When Israelis go abroad they tend to speak highly of Israel, but when Israeli converse among themselves they are the hardest and meanest critiques of Israel and Israeli culture. This is why it is so enjoyable to have non-Israelis rave about Israel, or Tel Aviv in this case, and the fact that Henry Alford*, who wrote the NYT article, is not even Jewish (or religious Christian) makes it a gazillion times more exciting….
Just a few quotes from Seizing the day in Tel Aviv (Aguide2israel recommends reading the whole article, it's clever, amusing, and the photos are fantastic):
"…All these new people and buildings add to the city’s fundamental charms: good flea markets, terrific food and lots of witty and complicated natives."…."….But if the intermingling of many different kinds of people is what gives Tel Aviv its pulse, it’s the clash of old and new that still gives this city its surprising and slightly uneven gait."
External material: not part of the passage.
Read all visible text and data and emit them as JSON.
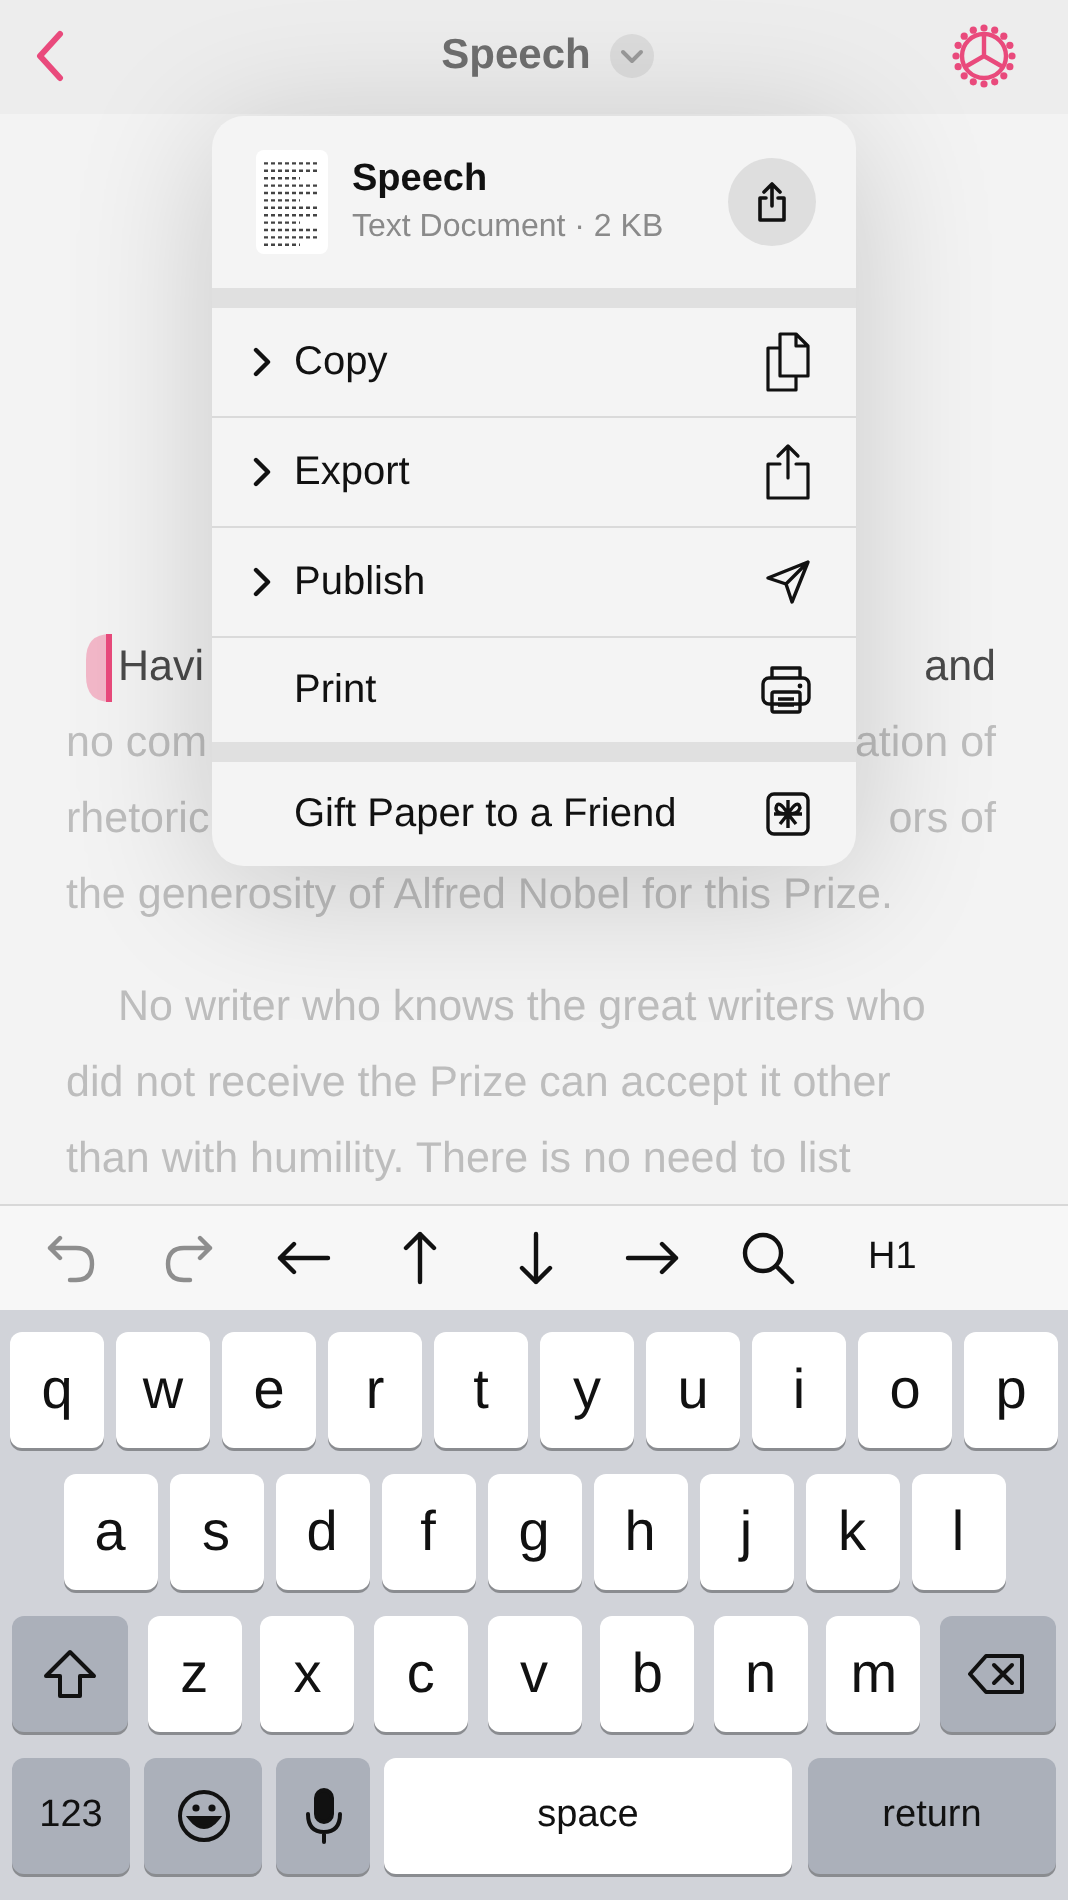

"… For Israelis, the 45 minutes that separate Jerusalem from Tel Aviv are a fitting metaphor for the cultural gulf they see between, on the one hand, the hidebound, pious cradle of world religion and, on the other, the libertine, nightclub-filled Mediterranean idyll. But for us visitors, the proximity of the two cities is a huge boon — it’s rare that you can pair a beach vacation with 5,000 years of history."
"An equally relaxing way to spend an afternoon is to poke around the tiny, space-starved boutiques and cafes that have sprouted up in the Greenwich Village-like Neve Tzedek, a tranquil area of about a dozen tiny streets."
"The other comfort-providing commodity that one attaches oneself to in Tel Aviv is, of course, food. Ms. Kalman had told me about a restaurant directly on the beach called Manta Ray. (“It’s where Madonna ate,” she’d said. My brain instantly brought forth Madonna’s Hebrew name, and I said, “You mean, Esther?”). Like a haut beach shack on stilts, Manta Ray is a fan-shaped pavilion that opens onto the sea. One of the five mezzes that we order is an elegant column of four layers of ingredients that sound all wrong for each other — crabmeat, feta, dates, harissa peppers — but are in fact Il Divo of food. I order a gin and grapefruit juice, and the juice is fresh-squeezed. Happiness trickles through my body as my companion and I watch the sun slowly slip over the edge of the Mediterranean; I contemplate having a T-shirt made that says, “I’m with Esther.”
*HENRY ALFORD is a contributing editor at Travel & Leisure and Vanity Fair.